“Maybe wanting things is what makes me a lot. If I could just want less, I’d be the right amount of person. The amount I’m supposed to be. The not-a-lot amount. The easy-to-love amount,” (McCurdy 6).
Seventeen-year-old Waldo is in love with her middle-aged Creative Writing teacher Mr. Korgy and she doesn’t know why. Is it his passion for writing? His honesty about where life has taken him? Or does he just see Waldo when no one else does? Not her mother, not her best friend Frannie, not any of the boys her age that she sleeps with, but him. And Waldo will do anything to get his attention.
Half His Age is one of the most anticipated books of the year, and like many readers I was just as eager to read Jennette McCurdy’s fiction debut. I loved her memoir and think she has a great voice, but how would that translate into fiction writing?
I’ll start by saying that I think McCurdy is a good writer. I liked Waldo’s voice and I think that some of her descriptions are very unique and really pull readers into the uncomfortable choices that Waldo is making. I think McCurdy also does a great job in this book of making a commentary on internet usage and consumerism, how both are a finger click away and how our growing dependency on both causes isolation and searching for improper outlets as a way to fix this loneliness. I think McCurdy is juggling a lot of different critiques here, but since we are in the head of a seventeen-year-old protagonist we never really get into any deep insight into why this happening, we are voyeurs watching, making our own inferences.
There has been a lot of criticism about Half His Age, many of it I think unwarranted. People are uncomfortable with the graphic nature of the sex scenes in the book and people don’t like how self-centered Waldo is as a narrator, and I don’t think either of those criticisms are fair. I think the sex scenes are meant to be uncomfortable and gross because they are taking place between a seventeen-year-old girl and a forty-year-old man, that while Waldo may be getting pleasure in these instances she is not able to recognize the wrongness of the situation she is in. And again, Waldo is seventeen, she’s self-centered because she’s a teenager, because many teenagers mindsets are inward but that doesn’t mean they are bad people. On top of that, Waldo is a traumatized teen, which doesn’t excuse her behaviour but does explain it. I will say that I wasn’t a fan of her mom’s voice. Waldo’s mom speaks near identical to how McCurdy writes her own mom’s voice in her memoir, and since Waldo’s mom is canonically thirty-four, it just didn’t sound right. It sounded like Waldo’s mom was much older than she actually was.
While there are many parts of Half His Age I enjoyed I don’t think it’s a particularly brilliant book. I like what McCurdy is doing and think that she really nailed Waldo’s voice, but do I think this book would have gotten published had McCurdy not written a best-selling memoir? No, or not right away. I think this book could have used a few edits, that even with a few re-writes this book could have been something brilliant. But publishing is a business, and McCurdy proved herself to be successful so why not publish a debut fiction novel on the coattails of a memoir? Again, she’s not a bad writer, but I don’t think many other writers would get the type of deals that McCurdy is getting.

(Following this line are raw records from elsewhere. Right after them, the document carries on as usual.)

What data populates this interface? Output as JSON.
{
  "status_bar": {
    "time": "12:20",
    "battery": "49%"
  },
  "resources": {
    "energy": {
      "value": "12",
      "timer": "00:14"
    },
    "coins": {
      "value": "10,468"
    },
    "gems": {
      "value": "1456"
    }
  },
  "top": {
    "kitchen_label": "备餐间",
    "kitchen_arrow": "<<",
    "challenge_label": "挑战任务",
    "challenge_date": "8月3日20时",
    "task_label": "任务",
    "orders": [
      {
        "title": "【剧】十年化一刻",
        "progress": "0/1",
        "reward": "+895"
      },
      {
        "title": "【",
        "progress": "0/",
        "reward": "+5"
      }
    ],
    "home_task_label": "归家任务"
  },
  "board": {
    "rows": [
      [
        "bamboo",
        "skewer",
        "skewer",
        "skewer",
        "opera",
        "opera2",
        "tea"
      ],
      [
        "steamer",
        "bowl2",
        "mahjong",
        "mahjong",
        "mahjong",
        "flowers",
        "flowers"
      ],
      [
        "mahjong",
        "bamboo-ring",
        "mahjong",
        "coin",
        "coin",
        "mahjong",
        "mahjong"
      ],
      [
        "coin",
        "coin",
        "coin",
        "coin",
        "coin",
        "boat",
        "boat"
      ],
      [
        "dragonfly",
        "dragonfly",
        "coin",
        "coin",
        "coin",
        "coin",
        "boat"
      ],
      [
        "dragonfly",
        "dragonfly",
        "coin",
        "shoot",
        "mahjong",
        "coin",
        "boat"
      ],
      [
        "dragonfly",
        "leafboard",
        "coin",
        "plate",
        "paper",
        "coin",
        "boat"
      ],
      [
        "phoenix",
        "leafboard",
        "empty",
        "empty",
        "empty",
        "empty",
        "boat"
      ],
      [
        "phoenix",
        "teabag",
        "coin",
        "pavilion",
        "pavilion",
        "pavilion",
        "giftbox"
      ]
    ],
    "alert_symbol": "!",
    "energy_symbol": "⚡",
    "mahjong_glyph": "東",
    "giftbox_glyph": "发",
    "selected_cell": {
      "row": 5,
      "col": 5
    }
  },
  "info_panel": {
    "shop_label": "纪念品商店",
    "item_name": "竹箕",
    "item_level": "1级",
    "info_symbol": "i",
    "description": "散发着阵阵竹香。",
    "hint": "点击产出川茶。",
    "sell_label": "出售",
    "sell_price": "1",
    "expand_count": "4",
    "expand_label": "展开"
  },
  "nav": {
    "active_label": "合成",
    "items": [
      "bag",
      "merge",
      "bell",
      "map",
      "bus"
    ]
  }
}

Half His Age is a good start into fiction for McCurdy, though I hope she works on fixing the voice of her maternal characters in future works. I love the descriptions and think she has a great future for fiction and non-fiction writing, I just hope her agent and publishers remember that even a celebrity’s work can benefit from another edit.
Publication: January 20 2026
Publisher: Ballantine Books
Pages: 288 pages (Hardcover)
Source: Library
Genre: Fiction, Contemporary
My Rating: ⛤⛤⛤.75
Summary:
Waldo is ravenous. Horny. Blunt. Naive. Wise. Impulsive. Lonely. Angry. Forceful. Hurting. Perceptive. Endlessly wanting. And the thing she wants most of all: Mr. Korgy, her creative writing teacher with the wife and the kid and the mortgage and the bills, with the dead dreams and the atrophied looks and the growing paunch. She doesn’t know why she wants him. Is it his passion? His life experience? The fact that he knows books and films and things that she doesn’t? Or is it purer than that, rooted in their unlikely connection, their kindred spirits, the similar filter with which they each take in the world around them? Or, perhaps, it’s just enough that he sees her when no one else does.